Die Idee baut auf Open Innovation Ansätzen aus der Innovationstheorie auf, die darauf abzielen, externe Ressourcen in den Innovationsprozess (beispielsweise von Produkten und Dienstleistungen) zu integrieren. Durch das Open Innovation Prinzip wandelt sich die Rolle des passiven Konsumenten zunehmend in Richtung aktiver „Prosumenten“. Ein „Living Lab“ kann somit zum einen als innovationsfördernde Umgebung verstanden werden, anderseits aber auch als Innovationsmethode mit sehr konkreten Werkzeugen und iterativen Abläufen.

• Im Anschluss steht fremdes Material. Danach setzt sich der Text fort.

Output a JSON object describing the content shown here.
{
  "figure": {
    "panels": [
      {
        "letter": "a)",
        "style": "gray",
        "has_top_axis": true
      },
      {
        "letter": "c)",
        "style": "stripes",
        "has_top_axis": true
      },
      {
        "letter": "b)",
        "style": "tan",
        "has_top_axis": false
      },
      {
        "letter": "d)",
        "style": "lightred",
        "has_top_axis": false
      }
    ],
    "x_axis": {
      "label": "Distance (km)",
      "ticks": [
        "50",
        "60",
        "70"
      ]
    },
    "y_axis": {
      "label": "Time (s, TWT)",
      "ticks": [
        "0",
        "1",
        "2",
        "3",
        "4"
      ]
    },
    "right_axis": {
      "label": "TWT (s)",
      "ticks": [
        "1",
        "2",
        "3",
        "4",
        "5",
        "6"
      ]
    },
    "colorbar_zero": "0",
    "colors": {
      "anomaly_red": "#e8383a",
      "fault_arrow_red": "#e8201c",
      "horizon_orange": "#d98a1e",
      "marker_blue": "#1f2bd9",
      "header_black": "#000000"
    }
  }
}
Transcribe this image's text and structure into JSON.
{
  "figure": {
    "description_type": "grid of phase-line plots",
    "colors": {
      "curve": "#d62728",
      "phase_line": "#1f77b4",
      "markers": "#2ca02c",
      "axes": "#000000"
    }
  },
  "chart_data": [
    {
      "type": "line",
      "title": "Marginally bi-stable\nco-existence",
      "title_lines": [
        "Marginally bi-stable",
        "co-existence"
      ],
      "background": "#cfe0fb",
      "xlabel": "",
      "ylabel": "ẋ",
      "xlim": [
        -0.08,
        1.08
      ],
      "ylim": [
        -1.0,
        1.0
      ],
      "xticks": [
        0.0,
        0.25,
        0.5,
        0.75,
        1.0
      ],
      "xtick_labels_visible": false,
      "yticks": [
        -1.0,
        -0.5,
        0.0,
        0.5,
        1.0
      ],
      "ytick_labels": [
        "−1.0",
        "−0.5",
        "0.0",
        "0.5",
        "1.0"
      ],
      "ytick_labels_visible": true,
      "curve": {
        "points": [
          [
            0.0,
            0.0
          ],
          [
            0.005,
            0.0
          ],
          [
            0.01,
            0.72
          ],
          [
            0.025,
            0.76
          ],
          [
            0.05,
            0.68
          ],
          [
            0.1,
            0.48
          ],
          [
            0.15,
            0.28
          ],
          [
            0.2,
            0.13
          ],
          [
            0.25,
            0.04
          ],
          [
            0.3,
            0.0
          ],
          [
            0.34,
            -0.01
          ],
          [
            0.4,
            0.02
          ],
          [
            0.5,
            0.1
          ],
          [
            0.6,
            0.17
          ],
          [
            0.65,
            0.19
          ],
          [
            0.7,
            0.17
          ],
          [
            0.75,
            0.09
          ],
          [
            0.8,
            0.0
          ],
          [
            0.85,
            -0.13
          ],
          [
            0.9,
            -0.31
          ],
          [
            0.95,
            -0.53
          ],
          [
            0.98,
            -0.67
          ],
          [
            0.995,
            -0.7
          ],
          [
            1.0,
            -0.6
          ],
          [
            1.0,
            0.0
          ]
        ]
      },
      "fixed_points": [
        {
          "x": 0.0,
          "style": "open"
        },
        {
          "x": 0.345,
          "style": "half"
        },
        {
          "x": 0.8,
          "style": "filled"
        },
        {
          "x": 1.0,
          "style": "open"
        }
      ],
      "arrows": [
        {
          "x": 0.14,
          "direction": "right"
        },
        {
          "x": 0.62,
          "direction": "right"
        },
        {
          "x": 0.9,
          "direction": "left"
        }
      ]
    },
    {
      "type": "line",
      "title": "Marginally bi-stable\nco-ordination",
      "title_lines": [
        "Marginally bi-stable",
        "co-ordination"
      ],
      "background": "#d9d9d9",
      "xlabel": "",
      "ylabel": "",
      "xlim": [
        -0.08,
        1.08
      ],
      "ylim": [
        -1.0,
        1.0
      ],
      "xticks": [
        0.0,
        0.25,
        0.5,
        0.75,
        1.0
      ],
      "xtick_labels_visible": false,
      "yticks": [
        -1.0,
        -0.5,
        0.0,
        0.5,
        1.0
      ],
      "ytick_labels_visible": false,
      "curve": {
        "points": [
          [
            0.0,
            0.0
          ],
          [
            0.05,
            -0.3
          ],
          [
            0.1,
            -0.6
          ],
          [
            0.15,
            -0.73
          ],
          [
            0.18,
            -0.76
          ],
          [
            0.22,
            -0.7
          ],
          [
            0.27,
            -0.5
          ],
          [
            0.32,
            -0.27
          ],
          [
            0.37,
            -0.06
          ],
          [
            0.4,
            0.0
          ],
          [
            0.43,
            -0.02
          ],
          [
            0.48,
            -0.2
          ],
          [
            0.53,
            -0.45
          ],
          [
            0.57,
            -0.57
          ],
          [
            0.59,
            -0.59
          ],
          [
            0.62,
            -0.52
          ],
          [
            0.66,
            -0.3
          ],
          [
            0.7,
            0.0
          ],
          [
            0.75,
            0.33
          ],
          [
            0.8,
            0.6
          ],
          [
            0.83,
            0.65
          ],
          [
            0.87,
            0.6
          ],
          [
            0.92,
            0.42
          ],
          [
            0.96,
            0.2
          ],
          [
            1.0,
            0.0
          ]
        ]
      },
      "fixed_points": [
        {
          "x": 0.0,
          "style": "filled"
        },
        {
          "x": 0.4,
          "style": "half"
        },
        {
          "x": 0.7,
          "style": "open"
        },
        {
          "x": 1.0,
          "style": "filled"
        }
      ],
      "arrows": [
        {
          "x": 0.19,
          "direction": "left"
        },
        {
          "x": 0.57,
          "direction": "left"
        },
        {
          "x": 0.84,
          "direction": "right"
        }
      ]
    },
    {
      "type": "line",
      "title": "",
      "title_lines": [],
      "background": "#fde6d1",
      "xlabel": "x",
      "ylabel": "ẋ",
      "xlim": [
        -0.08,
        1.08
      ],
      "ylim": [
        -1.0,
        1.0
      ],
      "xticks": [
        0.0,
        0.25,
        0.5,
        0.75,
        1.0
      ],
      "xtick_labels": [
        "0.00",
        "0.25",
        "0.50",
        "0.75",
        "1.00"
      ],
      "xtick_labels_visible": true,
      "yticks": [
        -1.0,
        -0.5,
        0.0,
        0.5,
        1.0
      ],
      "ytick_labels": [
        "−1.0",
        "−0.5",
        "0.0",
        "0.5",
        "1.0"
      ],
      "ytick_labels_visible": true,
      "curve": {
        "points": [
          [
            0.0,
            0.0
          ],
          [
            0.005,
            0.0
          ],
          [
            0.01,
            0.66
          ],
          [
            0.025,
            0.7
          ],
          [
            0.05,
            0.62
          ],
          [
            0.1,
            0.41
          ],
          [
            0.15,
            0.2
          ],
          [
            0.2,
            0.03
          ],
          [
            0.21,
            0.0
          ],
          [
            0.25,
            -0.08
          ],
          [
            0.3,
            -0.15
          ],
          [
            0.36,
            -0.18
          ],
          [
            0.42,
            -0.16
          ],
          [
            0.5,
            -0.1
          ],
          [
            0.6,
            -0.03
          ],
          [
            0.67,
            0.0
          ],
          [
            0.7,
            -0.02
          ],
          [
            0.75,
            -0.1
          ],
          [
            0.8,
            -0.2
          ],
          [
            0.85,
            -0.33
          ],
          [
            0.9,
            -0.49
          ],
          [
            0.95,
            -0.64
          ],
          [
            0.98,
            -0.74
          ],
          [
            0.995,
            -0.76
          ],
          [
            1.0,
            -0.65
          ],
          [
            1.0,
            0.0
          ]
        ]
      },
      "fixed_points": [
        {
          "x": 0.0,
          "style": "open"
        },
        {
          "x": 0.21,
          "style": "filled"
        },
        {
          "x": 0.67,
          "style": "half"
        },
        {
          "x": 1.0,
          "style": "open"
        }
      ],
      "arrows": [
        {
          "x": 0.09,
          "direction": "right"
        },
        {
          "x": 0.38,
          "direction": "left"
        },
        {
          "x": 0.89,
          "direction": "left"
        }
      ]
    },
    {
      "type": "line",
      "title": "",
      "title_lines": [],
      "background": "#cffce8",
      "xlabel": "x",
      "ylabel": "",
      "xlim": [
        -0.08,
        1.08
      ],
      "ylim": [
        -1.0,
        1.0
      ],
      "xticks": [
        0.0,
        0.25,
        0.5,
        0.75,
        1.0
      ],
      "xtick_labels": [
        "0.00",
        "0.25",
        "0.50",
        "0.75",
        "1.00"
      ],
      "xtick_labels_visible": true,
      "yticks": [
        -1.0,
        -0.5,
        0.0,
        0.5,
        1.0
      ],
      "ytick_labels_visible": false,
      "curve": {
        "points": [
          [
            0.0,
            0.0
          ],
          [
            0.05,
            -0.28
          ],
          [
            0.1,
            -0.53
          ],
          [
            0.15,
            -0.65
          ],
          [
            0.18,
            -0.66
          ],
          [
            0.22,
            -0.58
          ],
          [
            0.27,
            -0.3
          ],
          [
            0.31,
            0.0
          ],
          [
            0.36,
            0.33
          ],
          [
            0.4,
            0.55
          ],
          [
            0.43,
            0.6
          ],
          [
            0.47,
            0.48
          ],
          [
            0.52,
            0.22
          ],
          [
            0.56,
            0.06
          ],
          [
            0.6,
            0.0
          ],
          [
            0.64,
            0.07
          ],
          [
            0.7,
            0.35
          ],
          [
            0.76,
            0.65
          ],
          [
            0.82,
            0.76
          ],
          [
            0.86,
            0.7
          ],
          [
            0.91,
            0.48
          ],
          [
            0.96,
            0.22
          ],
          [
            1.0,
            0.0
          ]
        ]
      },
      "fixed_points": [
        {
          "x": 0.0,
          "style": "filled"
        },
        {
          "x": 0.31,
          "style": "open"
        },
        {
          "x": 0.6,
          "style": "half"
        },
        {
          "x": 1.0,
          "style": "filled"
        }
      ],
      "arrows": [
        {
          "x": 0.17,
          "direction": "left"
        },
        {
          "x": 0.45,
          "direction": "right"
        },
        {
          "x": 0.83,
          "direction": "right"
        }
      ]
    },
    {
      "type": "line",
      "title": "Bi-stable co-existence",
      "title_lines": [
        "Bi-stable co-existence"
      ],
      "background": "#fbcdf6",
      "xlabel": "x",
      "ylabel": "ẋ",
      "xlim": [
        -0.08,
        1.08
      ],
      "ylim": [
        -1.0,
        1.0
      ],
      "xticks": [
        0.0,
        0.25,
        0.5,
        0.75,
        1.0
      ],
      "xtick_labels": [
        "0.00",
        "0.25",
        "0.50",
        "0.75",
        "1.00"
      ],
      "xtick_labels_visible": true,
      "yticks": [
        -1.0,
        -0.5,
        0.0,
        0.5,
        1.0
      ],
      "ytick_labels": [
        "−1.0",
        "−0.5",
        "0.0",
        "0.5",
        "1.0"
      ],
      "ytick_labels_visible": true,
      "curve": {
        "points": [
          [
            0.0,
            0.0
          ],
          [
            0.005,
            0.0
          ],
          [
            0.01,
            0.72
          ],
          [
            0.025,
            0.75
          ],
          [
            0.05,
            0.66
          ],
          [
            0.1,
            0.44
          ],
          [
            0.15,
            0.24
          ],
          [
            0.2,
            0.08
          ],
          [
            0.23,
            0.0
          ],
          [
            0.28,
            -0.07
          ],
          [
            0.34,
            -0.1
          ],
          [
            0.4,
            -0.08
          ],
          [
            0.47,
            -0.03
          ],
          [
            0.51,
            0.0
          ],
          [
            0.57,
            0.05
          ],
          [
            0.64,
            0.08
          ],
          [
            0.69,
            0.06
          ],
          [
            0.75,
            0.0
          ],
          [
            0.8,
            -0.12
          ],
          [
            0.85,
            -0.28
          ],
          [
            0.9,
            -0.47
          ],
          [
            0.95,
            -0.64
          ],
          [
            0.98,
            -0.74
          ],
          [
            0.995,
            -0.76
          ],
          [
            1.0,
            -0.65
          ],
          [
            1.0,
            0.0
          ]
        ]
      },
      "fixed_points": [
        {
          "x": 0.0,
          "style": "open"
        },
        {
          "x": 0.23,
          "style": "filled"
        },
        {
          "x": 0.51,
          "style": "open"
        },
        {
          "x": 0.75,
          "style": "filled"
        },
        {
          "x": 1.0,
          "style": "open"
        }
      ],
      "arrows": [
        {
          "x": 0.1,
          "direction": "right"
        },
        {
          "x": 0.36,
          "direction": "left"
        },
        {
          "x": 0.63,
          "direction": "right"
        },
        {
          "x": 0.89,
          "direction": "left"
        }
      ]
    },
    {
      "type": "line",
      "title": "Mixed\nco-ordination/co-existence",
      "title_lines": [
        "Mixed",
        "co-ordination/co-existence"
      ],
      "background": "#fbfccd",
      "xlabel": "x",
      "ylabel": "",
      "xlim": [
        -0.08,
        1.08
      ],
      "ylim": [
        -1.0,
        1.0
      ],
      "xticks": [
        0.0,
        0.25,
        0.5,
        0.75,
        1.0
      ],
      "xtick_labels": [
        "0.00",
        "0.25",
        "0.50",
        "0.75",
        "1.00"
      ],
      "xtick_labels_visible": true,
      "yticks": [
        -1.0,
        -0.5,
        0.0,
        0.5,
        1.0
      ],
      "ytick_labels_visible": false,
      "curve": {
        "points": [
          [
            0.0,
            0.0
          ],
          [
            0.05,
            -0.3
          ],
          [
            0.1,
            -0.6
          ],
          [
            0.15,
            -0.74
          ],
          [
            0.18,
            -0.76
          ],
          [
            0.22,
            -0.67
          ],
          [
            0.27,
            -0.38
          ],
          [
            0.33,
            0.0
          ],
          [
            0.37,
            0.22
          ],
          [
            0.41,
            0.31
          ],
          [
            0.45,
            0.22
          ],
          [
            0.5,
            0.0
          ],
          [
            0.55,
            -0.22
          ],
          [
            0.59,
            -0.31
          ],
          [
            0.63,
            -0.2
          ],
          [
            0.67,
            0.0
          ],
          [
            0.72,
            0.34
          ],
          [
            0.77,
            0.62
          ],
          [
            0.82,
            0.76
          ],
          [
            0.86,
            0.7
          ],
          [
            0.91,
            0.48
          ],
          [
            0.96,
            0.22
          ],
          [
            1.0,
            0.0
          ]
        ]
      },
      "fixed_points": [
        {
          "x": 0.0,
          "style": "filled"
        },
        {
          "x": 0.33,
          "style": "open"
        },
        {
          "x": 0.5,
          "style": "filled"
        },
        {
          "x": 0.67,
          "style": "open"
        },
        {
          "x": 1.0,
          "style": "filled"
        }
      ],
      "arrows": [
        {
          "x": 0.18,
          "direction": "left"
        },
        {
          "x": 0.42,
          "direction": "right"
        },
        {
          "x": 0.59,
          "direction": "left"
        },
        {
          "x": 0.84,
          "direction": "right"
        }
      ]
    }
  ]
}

Das Konzept der „Living Labs“ wurde mittlerweile in die europäische Innovationspolitik aufgenommen und findet auch im urbanen Kontext seine Anwendung (Stichwort: Smart City Labs, Urban Labs). Zu wichtigen Grundprinzipien von „Living Labs“ zählen:

  • Öffnung von Entwicklungsprozessen und inklusive Beteiligung: Qualitätsvolle Stadtentwicklung erfordert Ressourcen, Kompetenzen und Expertisen möglichst vieler Menschen und Disziplinen, um neben dem notwendigen Fachwissen auch das (lokale und Alltags-)Wissen von BewohnerInnen, AktivbürgerInnen, Unternehmen, zivilgesellschaftlichen AkteurInnen oder Kunst- und Kulturschaffenden einbinden und nutzen zu können. Damit dies gelingen kann, sind professionelle Planung von Beteiligung, hohe Methodenkompetenz sowie Kontinuität und Reflexionsprozesse unabdingbar. Das alles passiert nicht nebenbei, sondern braucht außer einer von allen Seiten akzeptierten und allparteilich agierenden intermediären Instanz auch entsprechende finanzielle Ressourcen. Die Praxis zeigt hier bereits eine Vielzahl an Beteiligungsmodellen und -methoden (z.B. Planungszelle, Charette-Verfahren, …).
  • Design geeigneter Dialog-, Lern-, und Kooperationsformate und -räume: Hier geht es angesichts immer kürzer werdender Innovationszyklen nicht nur darum, Wissen schneller und umfassender als bisher zu teilen bzw. gemeinsam zu entwickeln, sondern auch darum, Dialog- und Lernprozesse als Erfahrungsprozesse zu gestalten. Lernende, egal ob aus Unternehmen, Forschung, Politik, Verwaltung oder Gesellschaft müssen über die Bearbeitung konkreter Problemstellungen in alltagsnahen Lernumgebungen neue Wege der Problemanalyse und -lösung (mit allen Sinnen!) erfahren können. „Living Labs“ fordern hier ein deutliches Verlassen der „Komfortzone“ steriler Konferenz- und Seminarräume und das Schaffen niederschwelliger, für alle zugänglicher Begegnungsräume am Ort des Geschehens (Straßenlokale, Co-Working Spaces, etc.). Hackatons, Barcamps, Learning Safaris, Design Thinking sind nur einige Beispiele aus der Praxis, die hier immer wieder neue Methoden hervorbringt und ausprobiert.
  • Co-Creation, Experimentieren und Prototyping: Ein Kernelement und Ziel des „Living Lab- Ansatzes“ ist es, deutlich schneller als bisher vom Reden ins Tun zu kommen. Um die Kluft zwischen Denken und Handeln, zwischen Forschung und Umsetzung zu überwinden, braucht es „Hands-on-Formate“ mit (temporären) Experimenten, Prototypen und iterativen Problemlösungsprozessen, die unterschiedliche Disziplinen, Wissensformen, Akteure, Methoden und Problemlösungsansätze zusammenbringen.